The talent code is built on revolutionary scientific discoveries involving a neural insulator called myelin, which some neurologists now consider to be the holy grail of acquiring skill. Here’s why. Every human skill, whether it’s playing baseball or playing Bach, is created by chains of nerve fibers carrying a tiny electrical impulse—basically, a signal traveling through a circuit. Myelin’s vital role is to wrap those nerve fibers the same way that rubber insulation wraps a copper wire, making the signal stronger and faster by preventing the electrical impulses from leaking out. When we fire our circuits in the right way—when we practice swinging that bat or playing that note—our myelin responds by wrapping layers of insulation around that neural circuit, each new layer adding a bit more skill and speed. The thicker the myelin gets, the better it insulates, and the faster and more accurate our movements and thoughts become.
It’s time to rewrite the maxim that practice makes perfect. The truth is, practice makes myelin, and myelin makes perfect.
Habits & Myelin
Once a skill circuit is insulated, you can’t un-insulate it (except through age or disease). That’s why habits are hard to break. The only way to change them is to build new habits by repeating new behaviors—by myelinating new circuits.
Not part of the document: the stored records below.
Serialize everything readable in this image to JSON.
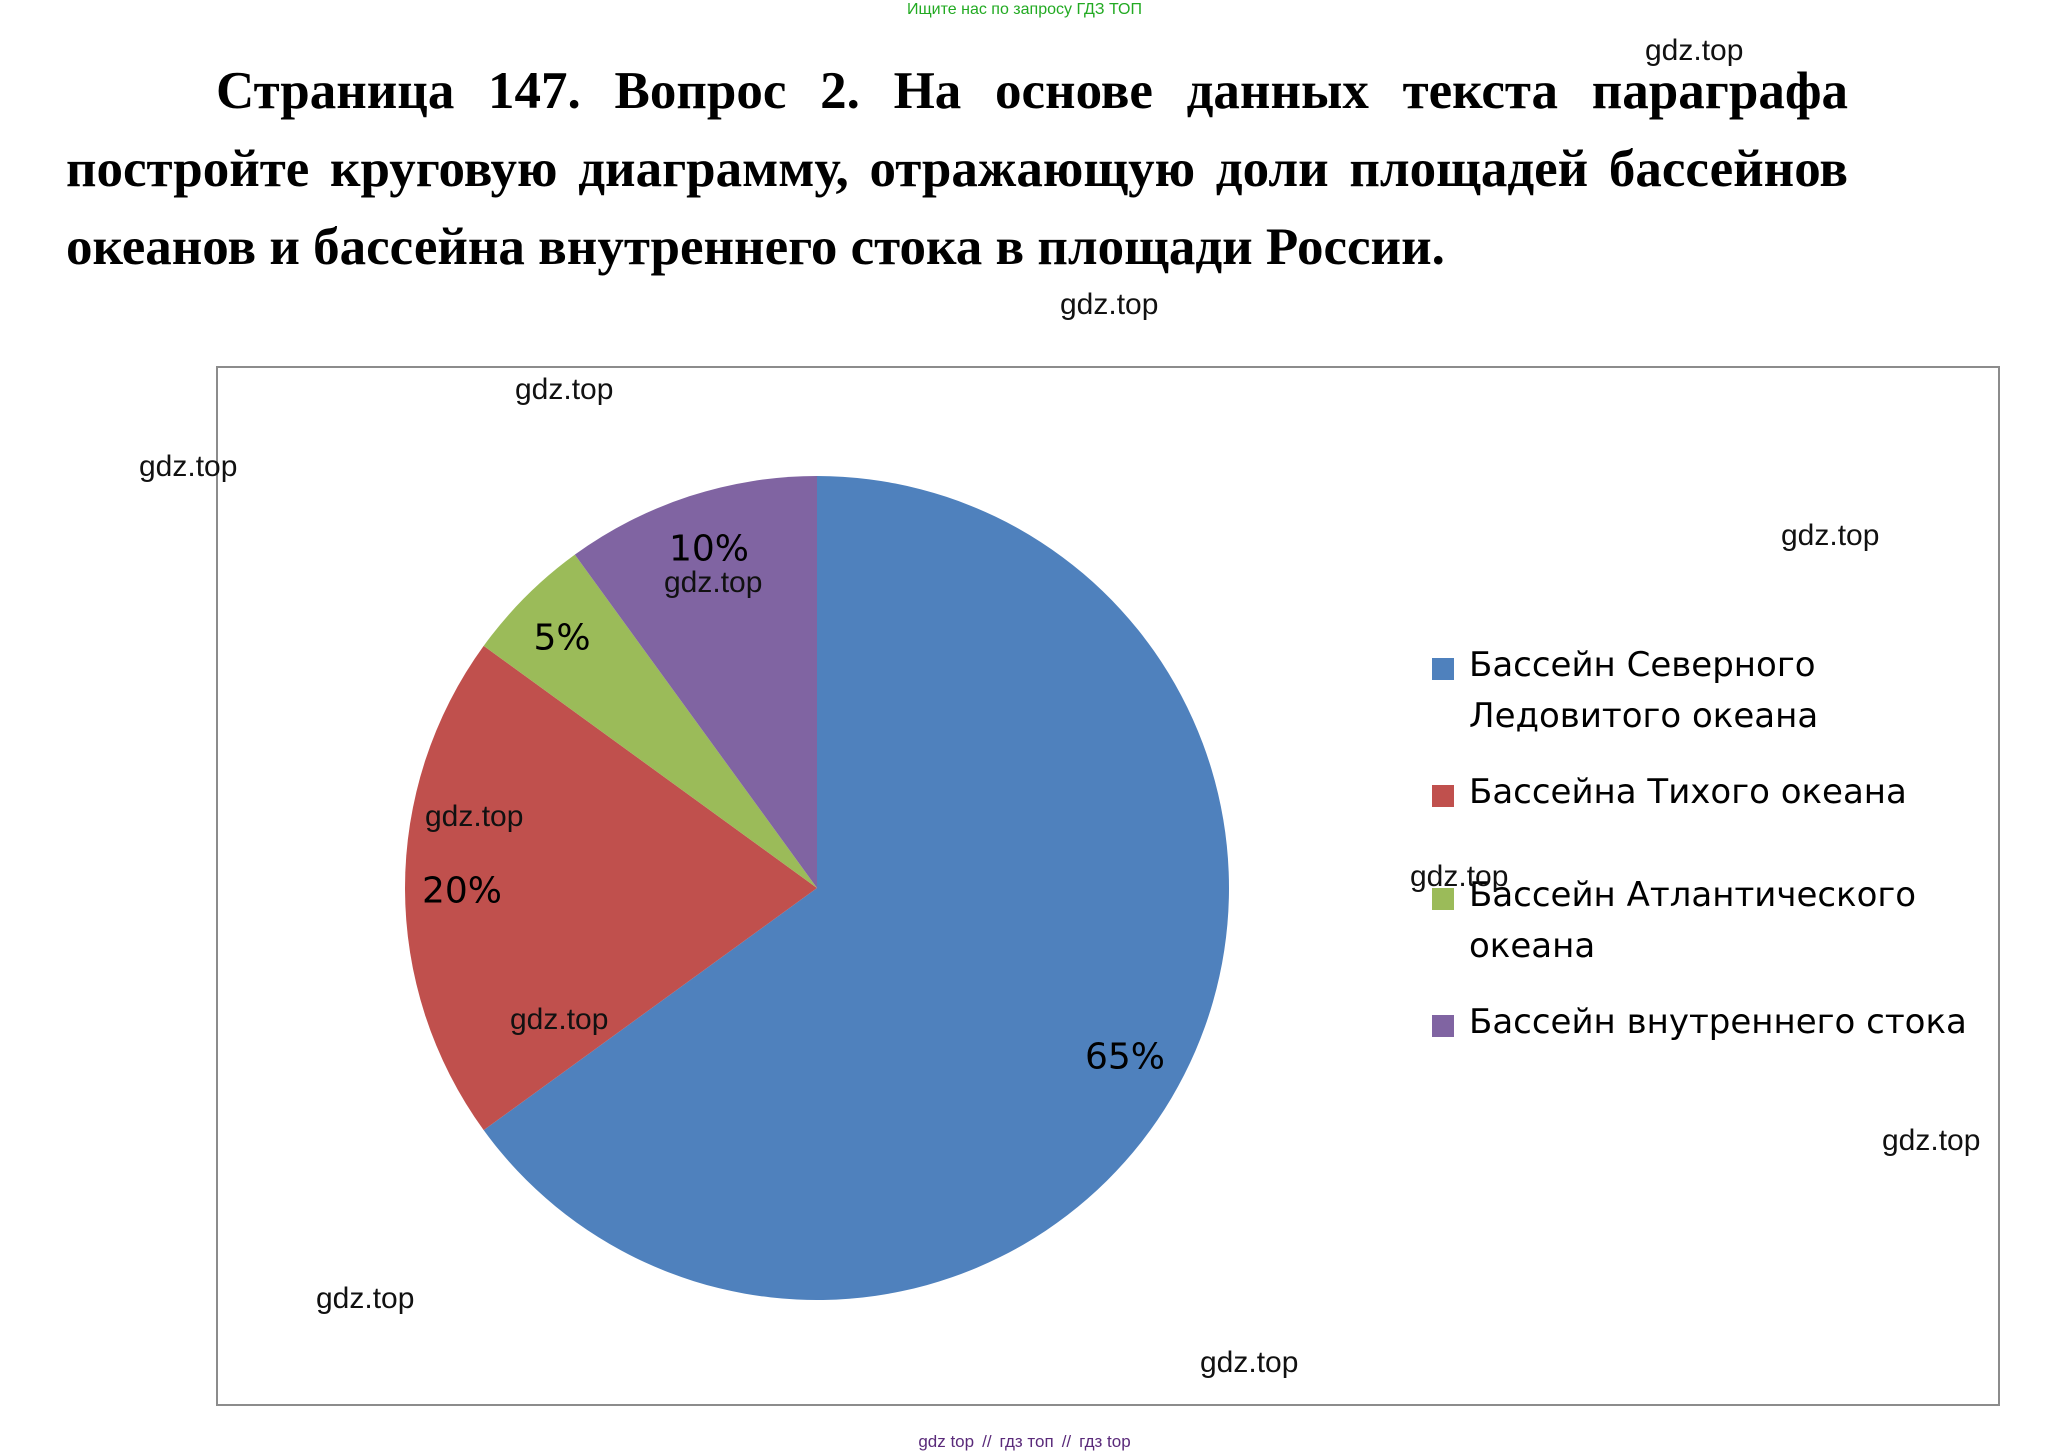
{
  "banner": "Ищите нас по запросу ГДЗ ТОП",
  "heading": "Страница 147. Вопрос 2. На основе данных текста параграфа постройте круговую диаграмму, отражающую доли площадей бассейнов океанов и бассейна внутреннего стока в площади России.",
  "watermark": "gdz.top",
  "footer": {
    "link1": "gdz top",
    "link2": "гдз топ",
    "link3": "гдз top",
    "separator": "//"
  },
  "colors": {
    "arctic": "#4F81BD",
    "pacific": "#C0504D",
    "atlantic": "#9BBB59",
    "internal": "#8064A2"
  },
  "chart_data": {
    "type": "pie",
    "title": "",
    "start_angle_deg": 0,
    "direction": "clockwise",
    "legend_position": "right",
    "slices": [
      {
        "label": "Бассейн Северного Ледовитого океана",
        "value": 65,
        "display": "65%",
        "color": "#4F81BD"
      },
      {
        "label": "Бассейна Тихого океана",
        "value": 20,
        "display": "20%",
        "color": "#C0504D"
      },
      {
        "label": "Бассейн Атлантического океана",
        "value": 5,
        "display": "5%",
        "color": "#9BBB59"
      },
      {
        "label": "Бассейн внутреннего стока",
        "value": 10,
        "display": "10%",
        "color": "#8064A2"
      }
    ]
  }
}
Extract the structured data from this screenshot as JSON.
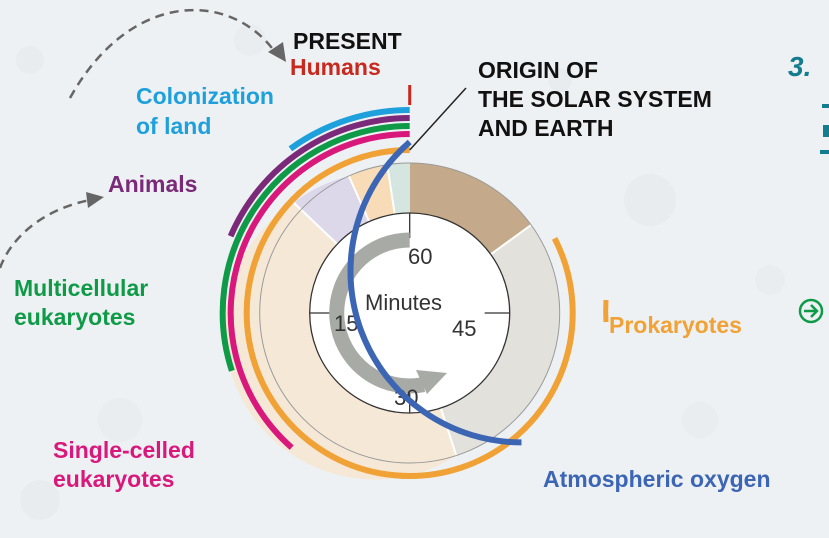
{
  "labels": {
    "present": "PRESENT",
    "humans": "Humans",
    "origin_line1": "ORIGIN OF",
    "origin_line2": "THE SOLAR SYSTEM",
    "origin_line3": "AND EARTH",
    "colonization_line1": "Colonization",
    "colonization_line2": "of land",
    "animals": "Animals",
    "multicellular_line1": "Multicellular",
    "multicellular_line2": "eukaryotes",
    "prokaryotes": "Prokaryotes",
    "single_celled_line1": "Single-celled",
    "single_celled_line2": "eukaryotes",
    "atmospheric_oxygen": "Atmospheric oxygen",
    "clipped_heading": "3."
  },
  "clock": {
    "unit": "Minutes",
    "tick_60": "60",
    "tick_15": "15",
    "tick_45": "45",
    "tick_30": "30"
  },
  "colors": {
    "humans": "#c8281e",
    "colonization": "#1ea0dc",
    "animals": "#7a2a78",
    "multicellular": "#0f9a48",
    "single_celled": "#d8197b",
    "oxygen": "#3c66b4",
    "prokaryotes": "#f0a236",
    "heading_teal": "#137c8e",
    "arrow_gray": "#666666",
    "nav_green": "#0f9a48"
  },
  "icons": {
    "next": "arrow-right-circle-icon"
  }
}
The importance of struggle
Struggle is not optional—it’s neurologically required: in order to get your skill circuit to fire optimally, you must by definition fire the circuit suboptimally; you must make mistakes and pay attention to those mistakes; you must slowly teach your circuit. You must also keep firing that circuit—i.e., practicing—in order to keep myelin functioning properly. After all, myelin is living tissue.
Intelligence vs Effort
“First, Dweck gave every child a test that consisted of fairly easy puzzles. Afterward the researcher informed all the children of their scores, adding a single six-word sentence of praise. Half of the kids were praised for their intelligence (“You must be smart at this”), and half were praised for their effort (“You must have worked really hard”). The kids were tested a second time, but this time they were offered a choice between a harder test and an easier test. Ninety percent of the kids who’d been praised for their effort chose the harder test. A majority of the kids who’d been praised for their intelligence, on the other hand, chose the easy test. Why? “When we praise children for their intelligence,” Dweck wrote, “we tell them that’s the name of the game: look smart, don’t risk making mistakes.” The third level of tests was uniformly harder; none of the kids did well. However, the two groups of kids—the praised-for-effort group and the praised-for-intelligence group—responded very differently to the situation. “[The effort group] dug in and grew very involved with the test, trying solutions, testing strategies,” Dweck said. “They later said they liked it. But the group praised for its intelligence hated the harder test. They took it as proof they weren’t smart.”